Ryu Ha-Eun, Heo Seok-Jae, Lee Jong Hee, Park Byoungjin, Han Taehwa, Kwon Yu-Jin
Department of Family Medicine, Yongin Severance Hospital, Gyeonggi-do, Republic of Korea.
Department of Family Medicine, Yonsei University College of Medicine, Seoul, Republic of Korea.
Endocrine. 2025 Apr;88(1):151-161. doi: 10.1007/s12020-024-04154-y. Epub 2025 Jan 2.

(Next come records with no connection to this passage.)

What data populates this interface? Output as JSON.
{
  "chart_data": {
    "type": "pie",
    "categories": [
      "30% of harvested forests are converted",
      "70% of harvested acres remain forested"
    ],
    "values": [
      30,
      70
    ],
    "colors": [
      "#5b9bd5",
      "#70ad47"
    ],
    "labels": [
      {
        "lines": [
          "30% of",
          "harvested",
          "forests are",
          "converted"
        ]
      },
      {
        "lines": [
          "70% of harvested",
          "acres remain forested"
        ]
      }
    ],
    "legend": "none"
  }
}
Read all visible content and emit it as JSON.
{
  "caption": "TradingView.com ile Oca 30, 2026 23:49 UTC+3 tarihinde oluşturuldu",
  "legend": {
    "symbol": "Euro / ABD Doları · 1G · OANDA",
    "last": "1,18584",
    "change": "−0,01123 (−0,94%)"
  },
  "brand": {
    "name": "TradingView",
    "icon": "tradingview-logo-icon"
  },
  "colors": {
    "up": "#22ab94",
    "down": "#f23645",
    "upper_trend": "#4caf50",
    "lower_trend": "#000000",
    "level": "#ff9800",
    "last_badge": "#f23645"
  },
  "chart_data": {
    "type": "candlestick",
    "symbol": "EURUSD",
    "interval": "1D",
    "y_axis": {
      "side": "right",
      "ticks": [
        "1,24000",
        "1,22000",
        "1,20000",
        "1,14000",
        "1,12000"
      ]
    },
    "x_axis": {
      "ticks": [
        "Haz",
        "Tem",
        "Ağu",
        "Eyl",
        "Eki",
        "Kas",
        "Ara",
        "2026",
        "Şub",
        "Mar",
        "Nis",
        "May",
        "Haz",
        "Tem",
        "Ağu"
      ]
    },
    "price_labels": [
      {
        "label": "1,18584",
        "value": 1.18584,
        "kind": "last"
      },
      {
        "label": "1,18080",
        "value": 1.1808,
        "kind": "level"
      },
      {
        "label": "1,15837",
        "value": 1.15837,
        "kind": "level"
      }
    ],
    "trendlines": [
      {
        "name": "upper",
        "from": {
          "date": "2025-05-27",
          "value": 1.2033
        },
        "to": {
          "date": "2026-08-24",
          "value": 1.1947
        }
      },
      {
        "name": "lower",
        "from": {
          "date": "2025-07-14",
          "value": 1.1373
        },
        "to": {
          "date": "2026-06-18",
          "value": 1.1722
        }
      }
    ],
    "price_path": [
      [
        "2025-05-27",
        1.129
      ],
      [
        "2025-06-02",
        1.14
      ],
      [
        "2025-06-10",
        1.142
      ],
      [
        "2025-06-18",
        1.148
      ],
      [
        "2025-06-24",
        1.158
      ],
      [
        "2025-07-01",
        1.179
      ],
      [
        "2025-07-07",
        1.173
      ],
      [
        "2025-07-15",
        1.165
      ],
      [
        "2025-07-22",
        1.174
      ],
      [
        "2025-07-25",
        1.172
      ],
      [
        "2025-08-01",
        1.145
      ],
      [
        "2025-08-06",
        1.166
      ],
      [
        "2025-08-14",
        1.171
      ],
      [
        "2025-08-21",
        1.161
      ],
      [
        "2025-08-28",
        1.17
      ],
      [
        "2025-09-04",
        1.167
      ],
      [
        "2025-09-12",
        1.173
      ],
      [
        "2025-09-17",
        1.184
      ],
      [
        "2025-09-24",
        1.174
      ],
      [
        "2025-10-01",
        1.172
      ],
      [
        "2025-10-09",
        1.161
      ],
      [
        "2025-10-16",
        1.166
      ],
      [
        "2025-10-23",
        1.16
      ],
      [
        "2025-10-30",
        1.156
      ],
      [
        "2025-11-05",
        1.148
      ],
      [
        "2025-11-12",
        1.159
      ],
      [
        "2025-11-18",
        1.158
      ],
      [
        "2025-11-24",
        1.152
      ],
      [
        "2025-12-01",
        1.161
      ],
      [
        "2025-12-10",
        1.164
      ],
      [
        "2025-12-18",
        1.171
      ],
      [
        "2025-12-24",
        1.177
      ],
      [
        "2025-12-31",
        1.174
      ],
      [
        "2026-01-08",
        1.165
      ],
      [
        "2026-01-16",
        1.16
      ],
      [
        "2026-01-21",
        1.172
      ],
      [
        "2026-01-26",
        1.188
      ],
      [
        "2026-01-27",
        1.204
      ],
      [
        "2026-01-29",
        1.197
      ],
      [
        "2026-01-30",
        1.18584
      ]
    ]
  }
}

Early detection and intervention are vital for managing type 2 diabetes mellitus (T2DM) effectively. However, it's still unclear which risk factors for T2DM onset are most significant. This study aimed to use cluster analysis to categorize individuals based on six known risk factors, helping to identify high-risk groups requiring early intervention to prevent T2DM onset.
This study comprised 7402 Korean Genome and Epidemiology Study individuals aged 40 to 69 years. The hybrid hierarchical k-means clustering algorithm was employed on six variables normalized by Z-score-age, triglycerides, total cholesterol, non-high-density lipoprotein cholesterol, high-density lipoprotein cholesterol and C-reactive protein. Multivariable Cox proportional hazard regression analyses were conducted to assess T2DM incidence.
Four distinct clusters with significantly different characteristics and varying risks of new-onset T2DM were identified. Cluster 4 (insulin resistance) had the highest T2DM incidence, followed by Cluster 3 (inflammation and aging). Clusters 3 and 4 exhibited significantly higher T2DM incidence rates compared to Clusters 1 (healthy metabolism) and 2 (young age), even after adjusting for covariates. However, no significant difference was found between Clusters 3 and 4 after covariate adjustment.
Clusters 3 and 4 showed notably higher T2DM incidence rates, emphasizing the distinct risks associated with insulin resistance and inflammation-aging clusters.
早期检测和干预对于有效管理2型糖尿病(T2DM)至关重要。然而,T2DM发病的哪些风险因素最为显著仍不清楚。本研究旨在使用聚类分析根据六个已知风险因素对个体进行分类,以帮助识别需要早期干预以预防T2DM发病的高危人群。
本研究纳入了7402名年龄在40至69岁之间的韩国基因组与流行病学研究对象。采用混合层次k均值聚类算法对通过Z分数标准化的六个变量进行分析,这些变量包括年龄、甘油三酯、总胆固醇、非高密度脂蛋白胆固醇、高密度脂蛋白胆固醇和C反应蛋白。进行多变量Cox比例风险回归分析以评估T2DM发病率。
识别出四个具有显著不同特征和新发T2DM风险各异的不同聚类。聚类4(胰岛素抵抗)的T2DM发病率最高,其次是聚类3(炎症和衰老)。即使在调整协变量后,聚类3和聚类4的T2DM发病率仍显著高于聚类1(健康代谢)和聚类2(年轻)。然而,在调整协变量后聚类3和聚类4之间未发现显著差异。
聚类3和聚类4显示出明显更高的T2DM发病率,强调了与胰岛素抵抗和炎症-衰老聚类相关的独特风险。